Dijelaskannya, berdasarkan hasil survei Badan Pusat Statistik (BPS) tahun 2021 kesetaraan gender di kabupaten Barito Kuala (Batola) menempati nomor urut satu di provinsi Kalimantan Selatan. Bupati Barito Kuala, HJ. Noormiliyani, S.H. menuturkan, karena kita menurut survei tahun 2021 kita terbaik nomor satu, jadi tahun 2022 ini saya juga berharap kembali menjadi nomor satu di Kalsel. “Kita akan meminimalisir hal – hal yang terkait dengan kesenjangan perempuan baik itu yang berkiprah di dunia politik, budaya dan pemerintahan, hal itu agar bisa memotivasi dirinya dan orang lain agar bisa dikenal masyarakat secara luas,” pungkasnya.
“Hal tersebut agar bisa memotivasi diri sendiri dan bisa membuat dirinya dikenal orang secara luas,” lanjutnya. Sebelumnya kepada Antara Kalsel, Ibu Yayan yang juga “Srikandi” Partai Golkar asal Alai, Kabupaten Hulu Sungai Tengah (HST), Kalsel itu menyebutkan, dari 195 desa se-Batola, 12 di antaranya kepala desa (Kades) perempuan dan juga seorang Lurah. “Perempuan yang menjadi Kades dan Lurah relatif masih muda. Untuk Kades rata-rata meraih suara signifikan pada pemilihan kepala desa (Pilkades),” ungkapnya.

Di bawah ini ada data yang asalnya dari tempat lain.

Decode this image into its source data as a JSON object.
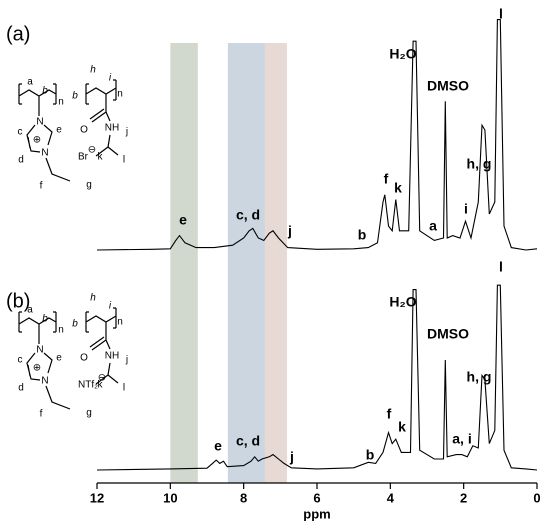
{
  "chart_data": [
    {
      "type": "line",
      "panel_label": "(a)",
      "color": "#000000",
      "xlim": [
        12,
        0
      ],
      "ylim": [
        0,
        100
      ],
      "x": [
        12,
        10.5,
        10.0,
        9.85,
        9.75,
        9.6,
        9.3,
        8.8,
        8.3,
        8.0,
        7.85,
        7.75,
        7.6,
        7.45,
        7.3,
        7.2,
        7.05,
        6.8,
        6.0,
        5.0,
        4.6,
        4.35,
        4.2,
        4.15,
        4.05,
        3.95,
        3.85,
        3.75,
        3.5,
        3.38,
        3.3,
        3.2,
        2.8,
        2.55,
        2.5,
        2.45,
        2.3,
        2.1,
        1.95,
        1.8,
        1.6,
        1.5,
        1.42,
        1.3,
        1.15,
        1.08,
        1.0,
        0.9,
        0.7,
        0.3,
        0
      ],
      "values": [
        0,
        0.3,
        0.5,
        4,
        6,
        3,
        1,
        1,
        2,
        5,
        8,
        9,
        5,
        4,
        7,
        8,
        5,
        1,
        0.3,
        0.5,
        1,
        3,
        20,
        23,
        10,
        8,
        21,
        8,
        8,
        87,
        87,
        8,
        4,
        5,
        62,
        5,
        6,
        5,
        12,
        5,
        20,
        52,
        50,
        15,
        20,
        96,
        96,
        10,
        1,
        0,
        0.5
      ],
      "annotations": [
        "e",
        "c, d",
        "j",
        "b",
        "f",
        "k",
        "H₂O",
        "DMSO",
        "a",
        "i",
        "h, g",
        "l"
      ],
      "bands": [
        {
          "range": [
            10.0,
            9.25
          ],
          "color": "#c9d2c6"
        },
        {
          "range": [
            8.43,
            7.42
          ],
          "color": "#c2cfda"
        },
        {
          "range": [
            7.42,
            6.82
          ],
          "color": "#e3d2cc"
        }
      ],
      "structure": [
        "a",
        "b",
        "n",
        "b",
        "h",
        "i",
        "n",
        "O",
        "NH",
        "j",
        "k",
        "l",
        "c",
        "e",
        "d",
        "f",
        "g",
        "N",
        "N",
        "Br",
        "⊖",
        "⊕"
      ]
    },
    {
      "type": "line",
      "panel_label": "(b)",
      "color": "#000000",
      "xlim": [
        12,
        0
      ],
      "ylim": [
        0,
        100
      ],
      "xticks": [
        12,
        10,
        8,
        6,
        4,
        2,
        0
      ],
      "xlabel": "ppm",
      "x": [
        12,
        10,
        9.0,
        8.85,
        8.75,
        8.65,
        8.55,
        8.45,
        8.0,
        7.8,
        7.7,
        7.6,
        7.5,
        7.3,
        7.2,
        7.05,
        6.9,
        6.7,
        6.0,
        5.0,
        4.6,
        4.4,
        4.2,
        4.05,
        3.95,
        3.85,
        3.7,
        3.45,
        3.38,
        3.3,
        3.2,
        2.8,
        2.55,
        2.5,
        2.45,
        2.2,
        2.05,
        1.9,
        1.75,
        1.6,
        1.5,
        1.42,
        1.3,
        1.15,
        1.08,
        1.0,
        0.9,
        0.7,
        0.3,
        0
      ],
      "values": [
        0,
        0.5,
        0.8,
        3,
        4.5,
        3,
        4,
        1.5,
        2,
        4,
        6,
        4,
        5,
        6,
        7,
        5,
        3,
        1,
        0.5,
        1,
        3.5,
        3,
        8,
        17,
        12,
        14,
        8,
        8,
        82,
        82,
        9,
        5,
        5,
        50,
        6,
        7,
        7,
        6,
        11,
        10,
        43,
        41,
        12,
        18,
        84,
        84,
        9,
        1,
        0.5,
        0
      ],
      "annotations": [
        "e",
        "c, d",
        "j",
        "b",
        "f",
        "k",
        "H₂O",
        "DMSO",
        "a, i",
        "h, g",
        "l"
      ],
      "structure": [
        "a",
        "b",
        "n",
        "b",
        "h",
        "i",
        "n",
        "O",
        "NH",
        "j",
        "k",
        "l",
        "c",
        "e",
        "d",
        "f",
        "g",
        "N",
        "N",
        "NTf₂",
        "⊖",
        "⊕"
      ]
    }
  ]
}
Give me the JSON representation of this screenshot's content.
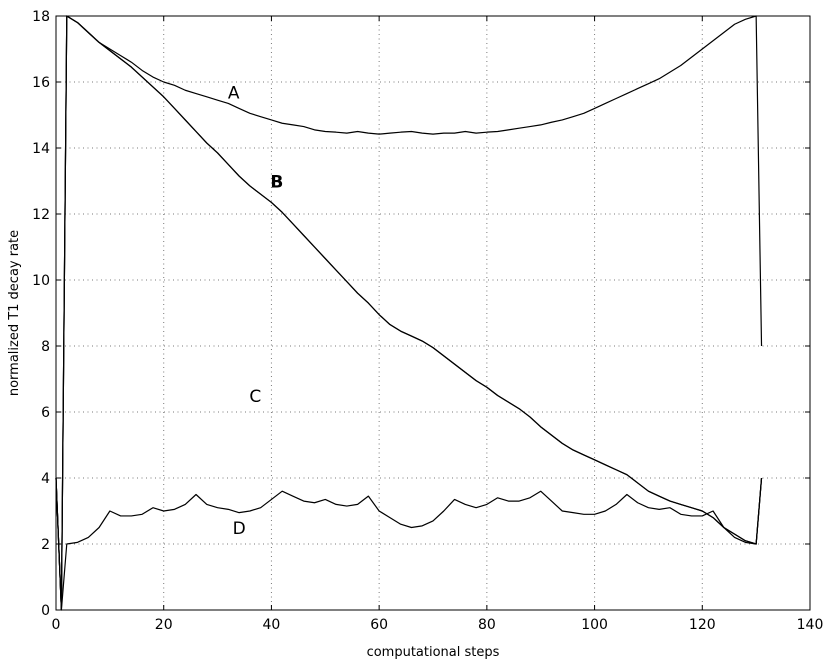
{
  "chart_data": {
    "type": "line",
    "title": "",
    "xlabel": "computational steps",
    "ylabel": "normalized T1 decay rate",
    "xlim": [
      0,
      140
    ],
    "ylim": [
      0,
      18
    ],
    "xticks": [
      0,
      20,
      40,
      60,
      80,
      100,
      120,
      140
    ],
    "yticks": [
      0,
      2,
      4,
      6,
      8,
      10,
      12,
      14,
      16,
      18
    ],
    "grid": true,
    "series": [
      {
        "name": "A",
        "bold": false,
        "label_at": [
          33,
          15.5
        ],
        "x": [
          0,
          1,
          2,
          4,
          6,
          8,
          10,
          12,
          14,
          16,
          18,
          20,
          22,
          24,
          26,
          28,
          30,
          32,
          34,
          36,
          38,
          40,
          42,
          44,
          46,
          48,
          50,
          52,
          54,
          56,
          58,
          60,
          62,
          64,
          66,
          68,
          70,
          72,
          74,
          76,
          78,
          80,
          82,
          84,
          86,
          88,
          90,
          92,
          94,
          96,
          98,
          100,
          102,
          104,
          106,
          108,
          110,
          112,
          114,
          116,
          118,
          120,
          122,
          124,
          126,
          128,
          130,
          131
        ],
        "y": [
          4,
          0,
          18,
          17.8,
          17.5,
          17.2,
          17.0,
          16.8,
          16.6,
          16.35,
          16.15,
          16.0,
          15.9,
          15.75,
          15.65,
          15.55,
          15.45,
          15.35,
          15.2,
          15.05,
          14.95,
          14.85,
          14.75,
          14.7,
          14.65,
          14.55,
          14.5,
          14.48,
          14.45,
          14.5,
          14.45,
          14.42,
          14.45,
          14.48,
          14.5,
          14.45,
          14.42,
          14.45,
          14.45,
          14.5,
          14.45,
          14.48,
          14.5,
          14.55,
          14.6,
          14.65,
          14.7,
          14.78,
          14.85,
          14.95,
          15.05,
          15.2,
          15.35,
          15.5,
          15.65,
          15.8,
          15.95,
          16.1,
          16.3,
          16.5,
          16.75,
          17.0,
          17.25,
          17.5,
          17.75,
          17.9,
          18.0,
          8
        ]
      },
      {
        "name": "B",
        "bold": true,
        "label_at": [
          41,
          12.8
        ],
        "x": [
          0,
          1,
          2,
          4,
          6,
          8,
          10,
          12,
          14,
          16,
          18,
          20,
          22,
          24,
          26,
          28,
          30,
          32,
          34,
          36,
          38,
          40,
          42,
          44,
          46,
          48,
          50,
          52,
          54,
          56,
          58,
          60,
          62,
          64,
          66,
          68,
          70,
          72,
          74,
          76,
          78,
          80,
          82,
          84,
          86,
          88,
          90,
          92,
          94,
          96,
          98,
          100,
          102,
          104,
          106,
          108,
          110,
          112,
          114,
          116,
          118,
          120,
          122,
          124,
          126,
          128,
          130,
          131
        ],
        "y": [
          4,
          0,
          18,
          17.8,
          17.5,
          17.2,
          16.95,
          16.7,
          16.45,
          16.15,
          15.85,
          15.55,
          15.2,
          14.85,
          14.5,
          14.15,
          13.85,
          13.5,
          13.15,
          12.85,
          12.6,
          12.35,
          12.05,
          11.7,
          11.35,
          11.0,
          10.65,
          10.3,
          9.95,
          9.6,
          9.3,
          8.95,
          8.65,
          8.45,
          8.3,
          8.15,
          7.95,
          7.7,
          7.45,
          7.2,
          6.95,
          6.75,
          6.5,
          6.3,
          6.1,
          5.85,
          5.55,
          5.3,
          5.05,
          4.85,
          4.7,
          4.55,
          4.4,
          4.25,
          4.1,
          3.85,
          3.6,
          3.45,
          3.3,
          3.2,
          3.1,
          3.0,
          2.8,
          2.5,
          2.3,
          2.1,
          2.0,
          4
        ]
      },
      {
        "name": "C",
        "bold": false,
        "label_at": [
          37,
          6.3
        ],
        "x": [
          0,
          1,
          2,
          4,
          6,
          8,
          10,
          12,
          14,
          16,
          18,
          20,
          22,
          24,
          26,
          28,
          30,
          32,
          34,
          36,
          38,
          40,
          42,
          44,
          46,
          48,
          50,
          52,
          54,
          56,
          58,
          60,
          62,
          64,
          66,
          68,
          70,
          72,
          74,
          76,
          78,
          80,
          82,
          84,
          86,
          88,
          90,
          92,
          94,
          96,
          98,
          100,
          102,
          104,
          106,
          108,
          110,
          112,
          114,
          116,
          118,
          120,
          122,
          124,
          126,
          128,
          130,
          131
        ],
        "y": [
          4,
          0,
          18,
          17.8,
          17.5,
          17.2,
          16.95,
          16.7,
          16.45,
          16.15,
          15.85,
          15.55,
          15.2,
          14.85,
          14.5,
          14.15,
          13.85,
          13.5,
          13.15,
          12.85,
          12.6,
          12.35,
          12.05,
          11.7,
          11.35,
          11.0,
          10.65,
          10.3,
          9.95,
          9.6,
          9.3,
          8.95,
          8.65,
          8.45,
          8.3,
          8.15,
          7.95,
          7.7,
          7.45,
          7.2,
          6.95,
          6.75,
          6.5,
          6.3,
          6.1,
          5.85,
          5.55,
          5.3,
          5.05,
          4.85,
          4.7,
          4.55,
          4.4,
          4.25,
          4.1,
          3.85,
          3.6,
          3.45,
          3.3,
          3.2,
          3.1,
          3.0,
          2.8,
          2.5,
          2.3,
          2.1,
          2.0,
          4
        ]
      },
      {
        "name": "D",
        "bold": false,
        "label_at": [
          34,
          2.3
        ],
        "x": [
          0,
          1,
          2,
          4,
          6,
          8,
          10,
          12,
          14,
          16,
          18,
          20,
          22,
          24,
          26,
          28,
          30,
          32,
          34,
          36,
          38,
          40,
          42,
          44,
          46,
          48,
          50,
          52,
          54,
          56,
          58,
          60,
          62,
          64,
          66,
          68,
          70,
          72,
          74,
          76,
          78,
          80,
          82,
          84,
          86,
          88,
          90,
          92,
          94,
          96,
          98,
          100,
          102,
          104,
          106,
          108,
          110,
          112,
          114,
          116,
          118,
          120,
          122,
          124,
          126,
          128,
          130,
          131
        ],
        "y": [
          4,
          0,
          2.0,
          2.05,
          2.2,
          2.5,
          3.0,
          2.85,
          2.85,
          2.9,
          3.1,
          3.0,
          3.05,
          3.2,
          3.5,
          3.2,
          3.1,
          3.05,
          2.95,
          3.0,
          3.1,
          3.35,
          3.6,
          3.45,
          3.3,
          3.25,
          3.35,
          3.2,
          3.15,
          3.2,
          3.45,
          3.0,
          2.8,
          2.6,
          2.5,
          2.55,
          2.7,
          3.0,
          3.35,
          3.2,
          3.1,
          3.2,
          3.4,
          3.3,
          3.3,
          3.4,
          3.6,
          3.3,
          3.0,
          2.95,
          2.9,
          2.9,
          3.0,
          3.2,
          3.5,
          3.25,
          3.1,
          3.05,
          3.1,
          2.9,
          2.85,
          2.85,
          3.0,
          2.5,
          2.2,
          2.05,
          2.0,
          4
        ]
      }
    ]
  }
}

“Bahkan beberapa orang mengalahkan petahana yang laki-laki,” ujar alumnus Fakultas Hukum Universitas Lambung Mangkurat Banjarmasin itu. Begitu juga anggota Badan Permusyawatan Desa (BPD) hampir 40 persen perempuan yang pemilihannya juga secara langsung sebagaimana Pilkades, lanjutnya. Ia menambahkan, dari 35 keanggotaan DPRD Batola periode 2019 – 2024, ada delapan orang di antaranya perempuan
“Hal lain ada lima orang pimpinan Satuan Kerja Perangkat Daerah (SKPD) jajaran Pemkab Batola dari pemerintah dan ditambah seorang pelaksana tugas (Plt). Kesemua itu unggulan kabupaten setempat,” tegasnya. Putri almarhum Kolonel Inf. H Aberani Sulaiman/mantan Gubernur Kalsel itu, baik secara langsung maupun tidak langsung mengapresiasi Biro Antara provinsi setempat mengadakan podcast/bapanderan santai dengan menampilkan perempuan-perempuan unggulan.
“Biar penampilan perempuan-perempuan unggulan bicara kepada publik untuk bisa memotivasi perempuan kabupaten/kota lainnya,” demikian Noomiliyani. Noomiliyani sendiri lahir 21 April 1959 atau bertepatan tanggal kelahiran tokoh pejuang emansipasi perempuan RA Kartini yang lahir 143 tahun lalu, hingga saat ini baru satu-satunya perempuan Kalsel jadi Bupati dan pernah Ketua DPRD provinsi setempat.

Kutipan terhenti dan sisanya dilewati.